Harry Lerner (center), with Amy and Bob Raczka, author of The Vermeer Interviews.
Photo: Todd Strand/Interface Graphics.

Today, LPG not only publishes more than 300 titles each year in nine imprints for children and young adults, but it’s also a fully integrated publishing operation housed in a 250,000-square-foot complex of four buildings, which offers complete pre- and post-production services to other book publishers, librarians, and educators. Besides LPG, Lerner Universal Corp. is the parent company to Muscle Bound Bindery, which specializes in the manufacturing of perfect-bound books and related products; and Interface Graphics, providing design, typesetting and pre-press services.

LPG had evolved over the past five decades “from an idea, to a few books written by relatives, in a small building in the cheap rent district” of downtown Minneapolis, to a “national, then international presence, printing in different languages and distributed around the world,” declared the evening’s celebrity speaker, Walter Mondale, the 42nd vice president of the United States. But, he added, his old friend Harry Lerner had a great impact on Mondale’s own life and career, and perhaps, on American history as well. He related a story of how Lerner had encouraged his wife, Joan, to write a book about the arts, Politics in Art, which LPG subsequently published as part of its Fine Art Books for Young People series.

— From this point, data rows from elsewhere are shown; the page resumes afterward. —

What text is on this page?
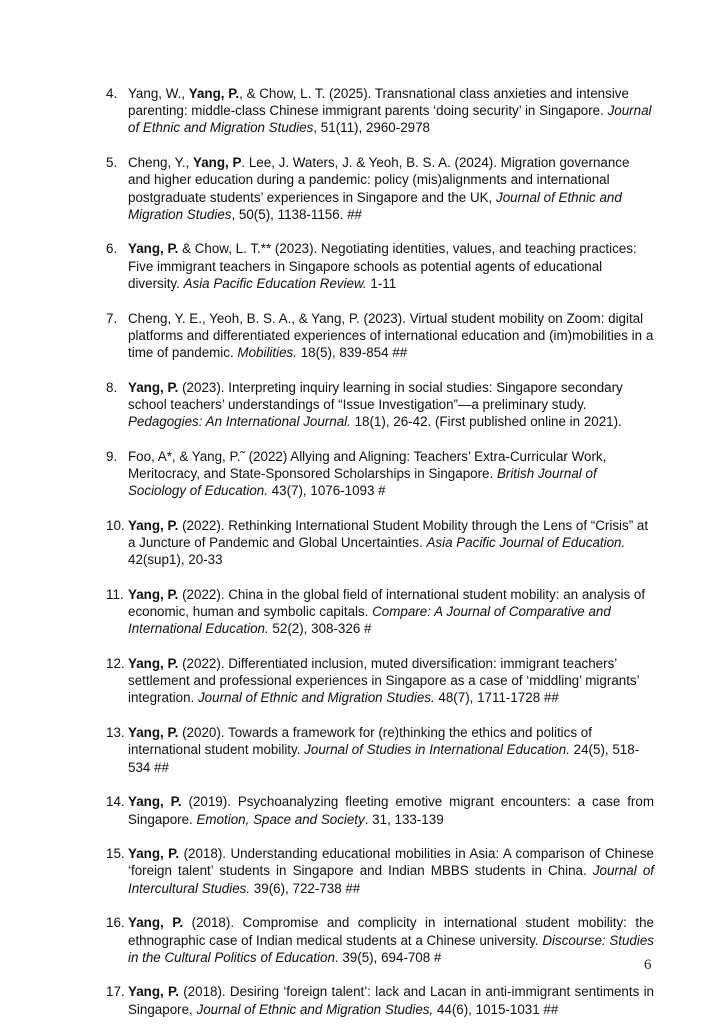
4. Yang, W., Yang, P., & Chow, L. T. (2025). Transnational class anxieties and intensive parenting: middle-class Chinese immigrant parents ‘doing security’ in Singapore. Journal of Ethnic and Migration Studies, 51(11), 2960-2978
5. Cheng, Y., Yang, P. Lee, J. Waters, J. & Yeoh, B. S. A. (2024). Migration governance and higher education during a pandemic: policy (mis)alignments and international postgraduate students’ experiences in Singapore and the UK, Journal of Ethnic and Migration Studies, 50(5), 1138-1156. ##
6. Yang, P. & Chow, L. T.** (2023). Negotiating identities, values, and teaching practices: Five immigrant teachers in Singapore schools as potential agents of educational diversity. Asia Pacific Education Review. 1-11
7. Cheng, Y. E., Yeoh, B. S. A., & Yang, P. (2023). Virtual student mobility on Zoom: digital platforms and differentiated experiences of international education and (im)mobilities in a time of pandemic. Mobilities. 18(5), 839-854 ##
8. Yang, P. (2023). Interpreting inquiry learning in social studies: Singapore secondary school teachers’ understandings of “Issue Investigation”—a preliminary study. Pedagogies: An International Journal. 18(1), 26-42. (First published online in 2021).
9. Foo, A*, & Yang, P.˜ (2022) Allying and Aligning: Teachers’ Extra-Curricular Work, Meritocracy, and State-Sponsored Scholarships in Singapore. British Journal of Sociology of Education. 43(7), 1076-1093 #
10. Yang, P. (2022). Rethinking International Student Mobility through the Lens of “Crisis” at a Juncture of Pandemic and Global Uncertainties. Asia Pacific Journal of Education. 42(sup1), 20-33
11. Yang, P. (2022). China in the global field of international student mobility: an analysis of economic, human and symbolic capitals. Compare: A Journal of Comparative and International Education. 52(2), 308-326 #
12. Yang, P. (2022). Differentiated inclusion, muted diversification: immigrant teachers’ settlement and professional experiences in Singapore as a case of ‘middling’ migrants’ integration. Journal of Ethnic and Migration Studies. 48(7), 1711-1728 ##
13. Yang, P. (2020). Towards a framework for (re)thinking the ethics and politics of international student mobility. Journal of Studies in International Education. 24(5), 518-534 ##
14. Yang, P. (2019). Psychoanalyzing fleeting emotive migrant encounters: a case from Singapore. Emotion, Space and Society. 31, 133-139
15. Yang, P. (2018). Understanding educational mobilities in Asia: A comparison of Chinese ‘foreign talent’ students in Singapore and Indian MBBS students in China. Journal of Intercultural Studies. 39(6), 722-738 ##
16. Yang, P. (2018). Compromise and complicity in international student mobility: the ethnographic case of Indian medical students at a Chinese university. Discourse: Studies in the Cultural Politics of Education. 39(5), 694-708 #
17. Yang, P. (2018). Desiring ‘foreign talent’: lack and Lacan in anti-immigrant sentiments in Singapore, Journal of Ethnic and Migration Studies, 44(6), 1015-1031 ##
6
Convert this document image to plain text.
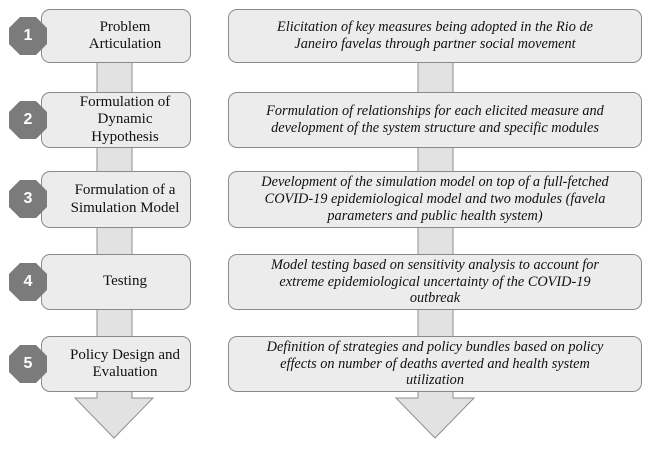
Problem
Articulation
Elicitation of key measures being adopted in the Rio de
Janeiro favelas through partner social movement
1
Formulation of
Dynamic
Hypothesis
Formulation of relationships for each elicited measure and
development of the system structure and specific modules
2
Formulation of a
Simulation Model
Development of the simulation model on top of a full-fetched
COVID-19 epidemiological model and two modules (favela
parameters and public health system)
3
Testing
Model testing based on sensitivity analysis to account for
extreme epidemiological uncertainty of the COVID-19
outbreak
4
Policy Design and
Evaluation
Definition of strategies and policy bundles based on policy
effects on number of deaths averted and health system
utilization
5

LPG editor-in-chief Mary Rodgers, Adam Lerner, and Klaus Flugge of London’s Andersen Press.
Photo: Claire Kirch.

“The book came out in, I think, 1972,” Mondale recalled, “It was widely distributed and may have helped me get elected with Jimmy Carter. The idea [among voters] was that any candidate smart enough to marry Joan Mondale should be elected vice president. Well, it worked for me.

“It’s a special personal thrill,” Mondale concluded, “to be with Harry, and with all of you, as we rejoice in [LPG’s] marvelous success, underpinned with the good purpose of enhancing literacy, knowledge, enlightenment, and the joy of learning.”

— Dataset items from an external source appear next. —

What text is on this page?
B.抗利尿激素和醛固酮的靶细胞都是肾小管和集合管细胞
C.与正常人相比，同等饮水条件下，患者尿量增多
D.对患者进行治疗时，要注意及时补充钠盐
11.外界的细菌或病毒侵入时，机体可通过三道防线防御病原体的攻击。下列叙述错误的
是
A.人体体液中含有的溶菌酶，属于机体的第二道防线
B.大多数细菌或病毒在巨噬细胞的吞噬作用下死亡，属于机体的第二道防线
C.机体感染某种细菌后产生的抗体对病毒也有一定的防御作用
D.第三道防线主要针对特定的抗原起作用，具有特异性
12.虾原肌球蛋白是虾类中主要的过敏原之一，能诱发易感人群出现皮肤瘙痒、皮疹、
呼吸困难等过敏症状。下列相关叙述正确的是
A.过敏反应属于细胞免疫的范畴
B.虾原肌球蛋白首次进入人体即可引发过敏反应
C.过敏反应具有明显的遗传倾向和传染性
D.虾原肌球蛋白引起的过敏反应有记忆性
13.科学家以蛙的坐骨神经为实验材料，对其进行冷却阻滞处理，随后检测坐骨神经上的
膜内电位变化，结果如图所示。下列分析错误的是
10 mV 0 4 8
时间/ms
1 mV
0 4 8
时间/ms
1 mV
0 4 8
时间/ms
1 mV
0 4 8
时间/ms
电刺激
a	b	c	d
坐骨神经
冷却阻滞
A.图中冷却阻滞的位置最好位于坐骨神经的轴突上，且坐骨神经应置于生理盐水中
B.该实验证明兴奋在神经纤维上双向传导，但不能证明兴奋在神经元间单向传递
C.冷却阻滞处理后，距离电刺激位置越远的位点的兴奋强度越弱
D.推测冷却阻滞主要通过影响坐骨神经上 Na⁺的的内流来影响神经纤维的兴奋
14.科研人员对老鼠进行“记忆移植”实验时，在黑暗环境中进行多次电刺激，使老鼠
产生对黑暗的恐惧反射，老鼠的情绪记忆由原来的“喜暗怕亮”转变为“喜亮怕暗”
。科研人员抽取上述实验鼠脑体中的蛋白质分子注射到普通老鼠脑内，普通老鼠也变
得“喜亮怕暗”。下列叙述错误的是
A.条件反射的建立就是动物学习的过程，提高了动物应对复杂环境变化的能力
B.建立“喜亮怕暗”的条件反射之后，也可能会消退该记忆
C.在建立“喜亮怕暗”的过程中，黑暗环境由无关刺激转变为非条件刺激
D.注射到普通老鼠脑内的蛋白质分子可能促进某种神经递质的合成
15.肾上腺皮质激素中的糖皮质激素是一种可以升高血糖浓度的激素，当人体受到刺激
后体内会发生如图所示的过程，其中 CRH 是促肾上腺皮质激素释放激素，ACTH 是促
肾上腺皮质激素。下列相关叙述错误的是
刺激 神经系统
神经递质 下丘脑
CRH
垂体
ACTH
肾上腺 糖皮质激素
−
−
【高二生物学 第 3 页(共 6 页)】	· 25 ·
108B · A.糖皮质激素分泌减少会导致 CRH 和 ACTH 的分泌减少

Following Mondale to the podium was Harry Lerner, the man of the hour, whose official title is now LPG founder/chairman. He recalled his “horse-and-buggy” early days as a publisher, spending his days working from a small, one-room office with an orange crate for a desk, promoting books, and his evenings editing, packing books, and typing carbon copies of customer invoices on a Smith-Corona typewriter. “I just hated it when a school would require an invoice in quadruplicate,” he said, only half-joking.


A packed house listened
to Harry Lerner’s remarks.
Photo: Todd Strand/Interface Graphics.

Fifty years later, “Everything has changed,” Lerner declared, somewhat mournfully, “My red editing pencil has been replaced by a computer with spell check. Selling to schools and libraries where you could sit down with a teacher or librarian and explain each book doesn’t exist any longer. Computers are on kids’ desks. Instead of a blackboard there is a white board or a smart board. The electronic age is upon us. I must confess that I’m terribly uncomfortable with the new electronic gadgetry.”

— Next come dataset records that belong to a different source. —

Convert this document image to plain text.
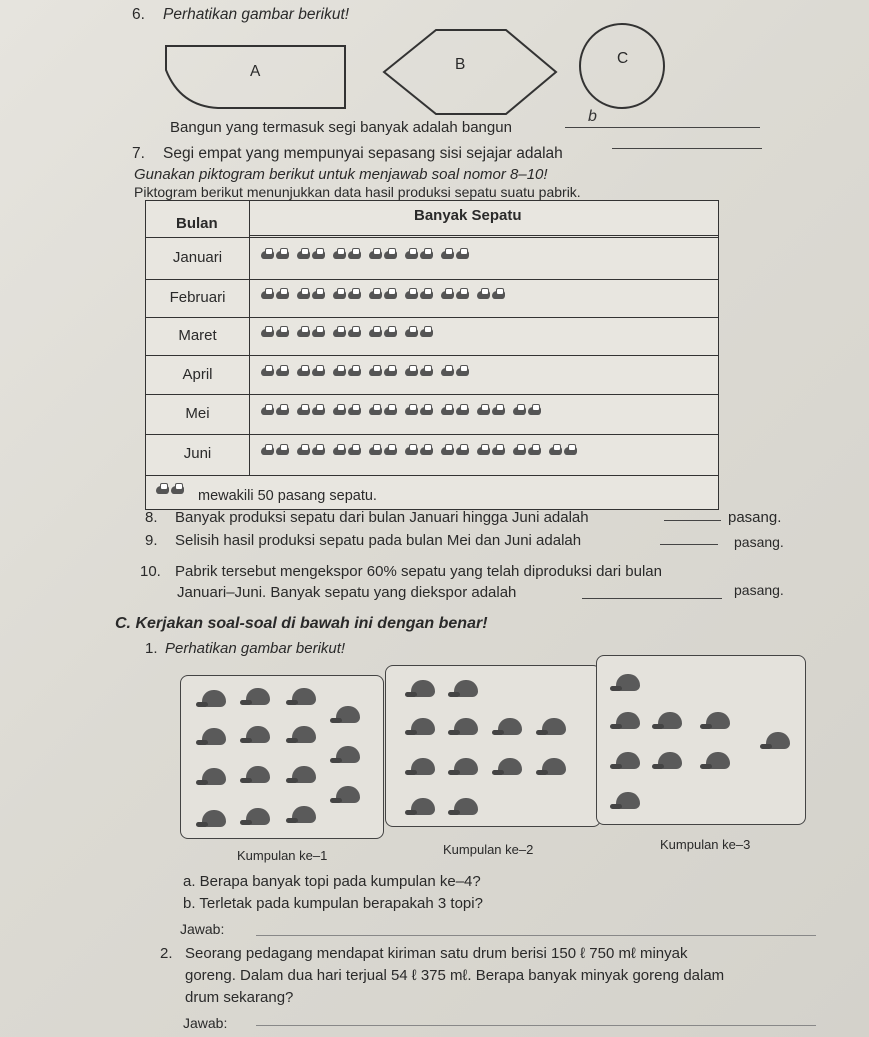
6. Perhatikan gambar berikut!
A	B	C
Bangun yang termasuk segi banyak adalah bangun
b
7. Segi empat yang mempunyai sepasang sisi sejajar adalah
Gunakan piktogram berikut untuk menjawab soal nomor 8–10!
Piktogram berikut menunjukkan data hasil produksi sepatu suatu pabrik.
Bulan	Banyak Sepatu
Januari
Februari
Maret
April
Mei
Juni
mewakili 50 pasang sepatu.
8. Banyak produksi sepatu dari bulan Januari hingga Juni adalah	pasang.
9. Selisih hasil produksi sepatu pada bulan Mei dan Juni adalah	pasang.
10. Pabrik tersebut mengekspor 60% sepatu yang telah diproduksi dari bulan
Januari–Juni. Banyak sepatu yang diekspor adalah	pasang.
C. Kerjakan soal-soal di bawah ini dengan benar!
1. Perhatikan gambar berikut!
Kumpulan ke–1	Kumpulan ke–2	Kumpulan ke–3
a. Berapa banyak topi pada kumpulan ke–4?
b. Terletak pada kumpulan berapakah 3 topi?
Jawab:
2. Seorang pedagang mendapat kiriman satu drum berisi 150 ℓ 750 mℓ minyak
goreng. Dalam dua hari terjual 54 ℓ 375 mℓ. Berapa banyak minyak goreng dalam
drum sekarang?
Jawab:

But, Lerner added, as the company marks this milestone, he’s confident the publishing house he founded so long ago would continue to grow and thrive, especially since his son, Adam, has taken over the business in the past decade, and, with a technologically savvy young staff, is moving it forward into the 21st century by making books available in new formats.

“The good news is,” Lerner pointed out, to applause, “We’re financially healthy enough to take on new projects, and to aggressively pursue them—and we’re doing well enough to pop for a party like this tonight.”

“Fifty years in publishing,” he concluded. “And I’ve enjoyed every minute of it.”